4 Min Read
By Frank Pingue
TORONTO, Dec 28 (Reuters) - The Canadian dollar rose for the second straight week against the U.S. currency on Friday, but a bout of profit-taking yanked it back from the five-week high it hit earlier in the session.
Domestic bond prices, with no Canadian data to digest until later next week, followed the U.S. market to a higher close as recent data upped the possibility for a U.S. Federal Reserve rate cut next month.
The Canadian dollar closed at US$1.0198, valuing each U.S. dollar at 98.05 Canadian cents, up from Thursday's close of US$1.0183, or 98.20 Canadian cents per U.S. dollar.

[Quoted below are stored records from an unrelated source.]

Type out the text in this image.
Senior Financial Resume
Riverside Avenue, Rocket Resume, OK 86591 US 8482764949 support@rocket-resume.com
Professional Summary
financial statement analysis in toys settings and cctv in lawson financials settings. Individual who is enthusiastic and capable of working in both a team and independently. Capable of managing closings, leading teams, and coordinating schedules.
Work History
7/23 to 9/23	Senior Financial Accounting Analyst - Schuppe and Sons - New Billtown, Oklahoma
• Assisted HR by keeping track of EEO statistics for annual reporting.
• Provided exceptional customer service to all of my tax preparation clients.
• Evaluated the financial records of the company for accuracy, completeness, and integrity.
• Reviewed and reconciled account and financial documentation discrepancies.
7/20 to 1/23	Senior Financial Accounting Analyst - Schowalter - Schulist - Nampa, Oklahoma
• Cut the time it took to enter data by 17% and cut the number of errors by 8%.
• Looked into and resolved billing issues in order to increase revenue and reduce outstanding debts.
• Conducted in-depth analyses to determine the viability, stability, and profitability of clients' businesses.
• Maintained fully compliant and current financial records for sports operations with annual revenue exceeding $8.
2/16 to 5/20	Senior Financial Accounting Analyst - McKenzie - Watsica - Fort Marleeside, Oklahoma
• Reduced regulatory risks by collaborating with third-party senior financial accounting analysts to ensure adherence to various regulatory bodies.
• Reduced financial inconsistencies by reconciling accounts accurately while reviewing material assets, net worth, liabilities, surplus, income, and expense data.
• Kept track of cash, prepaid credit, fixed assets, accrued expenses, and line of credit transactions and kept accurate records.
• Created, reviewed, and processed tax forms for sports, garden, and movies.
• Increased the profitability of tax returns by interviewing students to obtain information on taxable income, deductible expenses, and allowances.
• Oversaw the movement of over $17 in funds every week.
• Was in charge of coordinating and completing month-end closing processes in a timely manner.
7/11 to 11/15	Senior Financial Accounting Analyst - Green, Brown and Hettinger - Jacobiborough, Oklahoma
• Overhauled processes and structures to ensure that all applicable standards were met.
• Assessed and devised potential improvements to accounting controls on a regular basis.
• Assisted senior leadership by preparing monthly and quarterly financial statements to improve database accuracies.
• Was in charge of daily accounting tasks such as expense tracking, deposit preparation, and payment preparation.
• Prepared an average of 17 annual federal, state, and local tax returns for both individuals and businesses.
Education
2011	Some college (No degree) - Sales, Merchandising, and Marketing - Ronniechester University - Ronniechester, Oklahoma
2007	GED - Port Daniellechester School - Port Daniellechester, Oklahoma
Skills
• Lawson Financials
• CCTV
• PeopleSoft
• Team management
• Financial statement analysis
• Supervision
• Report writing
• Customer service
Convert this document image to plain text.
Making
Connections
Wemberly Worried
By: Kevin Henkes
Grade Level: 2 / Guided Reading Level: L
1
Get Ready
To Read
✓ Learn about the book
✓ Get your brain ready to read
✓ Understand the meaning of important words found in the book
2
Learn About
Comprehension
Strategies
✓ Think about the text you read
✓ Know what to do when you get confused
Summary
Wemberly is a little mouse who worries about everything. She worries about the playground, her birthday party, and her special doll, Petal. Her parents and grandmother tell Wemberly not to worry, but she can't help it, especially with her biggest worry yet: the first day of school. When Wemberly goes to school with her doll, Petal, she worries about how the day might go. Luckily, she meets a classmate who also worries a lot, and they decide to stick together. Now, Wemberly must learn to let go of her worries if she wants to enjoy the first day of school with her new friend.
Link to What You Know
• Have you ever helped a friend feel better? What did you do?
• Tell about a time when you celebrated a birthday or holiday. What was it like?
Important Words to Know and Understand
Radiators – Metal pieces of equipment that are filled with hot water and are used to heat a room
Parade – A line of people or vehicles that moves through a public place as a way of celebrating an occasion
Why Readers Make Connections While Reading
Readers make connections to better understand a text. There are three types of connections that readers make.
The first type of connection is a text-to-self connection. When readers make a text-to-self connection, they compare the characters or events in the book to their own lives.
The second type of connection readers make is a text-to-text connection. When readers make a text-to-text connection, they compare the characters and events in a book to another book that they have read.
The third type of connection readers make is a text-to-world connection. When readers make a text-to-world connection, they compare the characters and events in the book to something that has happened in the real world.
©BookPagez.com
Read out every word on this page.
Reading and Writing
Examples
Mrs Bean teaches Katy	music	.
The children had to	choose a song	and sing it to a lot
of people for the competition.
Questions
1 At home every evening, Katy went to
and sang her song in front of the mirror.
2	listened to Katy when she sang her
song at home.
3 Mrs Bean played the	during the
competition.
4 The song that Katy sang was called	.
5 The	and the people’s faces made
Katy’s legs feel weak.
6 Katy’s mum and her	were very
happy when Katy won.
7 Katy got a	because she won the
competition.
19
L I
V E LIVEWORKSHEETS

Early in the session the Canadian dollar hit US$1.0250, which marked its highest level since Nov. 20 and gave it a gain of about 4.8 percent over the past two weeks.
But the currency spent most of the last half of the North American session moving lower as traders pocketed a portion of the recent gains ahead of the weekend.
"I think obviously momentum is absent over the holiday period," said Gareth Sylvester, senior currency strategist at HIFX Plc in San Francisco.
"It's just really a case of some short-term positions being closed and a bit of profit-taking ahead of the broken start to the first week of January."
Monday is the last trading day of 2007 as financial markets will close Tuesday for New Year's Day and reopen on Wednesday.
The early rise in the Canadian dollar was mainly a carry over from Thursday when commodity prices appreciated, a positive for the currency, on news that Pakistani opposition leader Benazir Bhutto had been assassinated.
In September, the Canadian dollar pushed past parity with the U.S. dollar for the first time since 1976. It hit a modern-day high of US$1.1039 in November before sliding back.
Canadian bond prices were higher across the curve as dealers took their cue from the U.S. market, given the lack of any domestic data to influence trade.
Helping support the desire for bonds was data that showed sales of new single-family U.S. homes fell much more than expected in November.
That came on the heels of data on Thursday that showed weak durable goods orders in November as well as an unexpected drop in jobless claims last week. The reports upped the chances of a Federal Reserve rate cut next month.
The Canadian economic calendar is empty until the release of the industrial product price and raw materials price indexes for November on Jan. 4.
The two-year bond rose 14 Canadian cents to C$100.87 to yield 3.771 percent. The 10-year bond was up 59 Canadian cents at C$99.91 to yield 4.011 percent.
The yield spread between the two-year and 10-year bond was 24.0 basis points, up from 23.7 basis points at the previous close.
The 30-year bond rose C$1.17 to C$115.24 to yield 4.103 percent. In the United States, the 30-year treasury yielded 4.497 percent.
The three-month when-issued T-bill yielded 3.87 percent, down from 3.90 percent at the previous close.